The district’s response states that “no amount of purple prose can change that petitioner’s conduct was never as the petition describes it; the school district never imposed the restrictions that the petition asserts; and the court of appeals never addressed the grand questions of legal doctrine that the petition insists — much less did it repudiate all existing First Amendment jurisprudence.”
Further, the district’s brief reports that “the prayer practice he wanted to continue hadn’t been private at all. He held more postgame prayers on the 50-yard line, with students and community members rushing the field to join him, knocking over members of the marching band.”
“He held more postgame prayers on the 50-yard line, with students and community members rushing the field to join him, knocking over members of the marching band.”
Also, once Kennedy went on local television to make the claim that he was being persecuted for his Christian faith, other groups — including Satanists — asserted to school officials that they should have the same rights as Kennedy to rush the field and engage in public displays of their own.
The district said it feared a melee on the football field.
Also, the district heard from parents who said their children felt compelled to participate in the prayers.
Nevertheless, Kennedy continues to insist he is the victim. And now he asserts that the appeals court misread the Supreme Court’s earlier instructions because it “doubled down” on “troubling government speech” and reached the “stunning conclusion” that the district had a Constitutional duty to prohibit the coach’s public prayers.
While the facts of this case in prior years likely would have prohibited the high court from taking a second look, the current conservative majority has been more inclined than ever to favor free exercise of religion demands over the Constitutional prohibition on an establishment of religion.

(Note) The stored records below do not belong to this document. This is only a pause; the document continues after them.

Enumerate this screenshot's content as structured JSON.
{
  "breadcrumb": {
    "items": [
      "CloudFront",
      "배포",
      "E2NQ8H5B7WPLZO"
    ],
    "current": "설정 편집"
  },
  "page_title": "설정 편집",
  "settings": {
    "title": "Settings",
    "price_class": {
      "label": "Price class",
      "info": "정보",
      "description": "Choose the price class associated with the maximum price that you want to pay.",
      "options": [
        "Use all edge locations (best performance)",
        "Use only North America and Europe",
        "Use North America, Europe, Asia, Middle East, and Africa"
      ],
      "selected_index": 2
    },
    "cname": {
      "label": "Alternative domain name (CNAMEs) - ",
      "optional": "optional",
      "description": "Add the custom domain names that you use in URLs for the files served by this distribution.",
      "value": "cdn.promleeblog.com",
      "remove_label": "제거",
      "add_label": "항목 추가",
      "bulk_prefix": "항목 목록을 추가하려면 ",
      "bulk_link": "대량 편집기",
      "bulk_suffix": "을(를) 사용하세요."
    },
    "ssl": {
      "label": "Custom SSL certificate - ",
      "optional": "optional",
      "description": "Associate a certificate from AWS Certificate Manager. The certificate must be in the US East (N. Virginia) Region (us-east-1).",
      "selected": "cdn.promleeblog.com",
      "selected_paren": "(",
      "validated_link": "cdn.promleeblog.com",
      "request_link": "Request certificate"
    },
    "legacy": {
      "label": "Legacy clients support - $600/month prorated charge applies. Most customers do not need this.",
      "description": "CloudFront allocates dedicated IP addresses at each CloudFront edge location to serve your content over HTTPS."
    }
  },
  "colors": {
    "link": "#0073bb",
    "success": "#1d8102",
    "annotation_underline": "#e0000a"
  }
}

Laser of Americans United said: “No child attending public school should have to pray to play school sports. No student should ever be made to feel excluded — whether it’s in the classroom or on the football field — because they don’t share the religious beliefs of their coaches, teachers or fellow students.
“This case is not about a school employee praying silently during a private religious devotion.”
“We urge the Supreme Court not to fall for what a Ninth Circuit judge has called the ‘deceitful narrative’ that the coach’s attorneys have presented. This case is not about a school employee praying silently during a private religious devotion. Rather, this case is about protecting impressionable students who felt pressured by their coach to participate repeatedly in public prayer, and a public school district that did right by its students and families.”
Kennedy is represented by First Liberty Institute, a Texas-based firm specializing in conservative causes and a frequent litigant on free expression cases. In its appeal to the high court, First Liberty begins with the assertion that “Kennedy lost his job as a football coach at a public high school because he knelt and said a quiet prayer by himself at midfield after the game ended.”
In July 2021, when Kennedy pressed the 9th Circuit appeals court for a full-court review of his case, one dissenting judge, Ryan Nelson, said in Kennedy’s defense that “merely allowing religion to be independently expressed in a school setting was never and is not an establishment of religion.”
But another judge, Milan Smith Jr., returned to the theme that what Kennedy did and wants to still do is to engage in a highly public display of religious practice.
“I personally find it more than a little ironic that Kennedy’s ‘everybody watch me pray’ staged public prayers (that spawned this multiyear litigation) so clearly flout the instructions found in the Sermon on the Mount on the appropriate way to pray,” he wrote.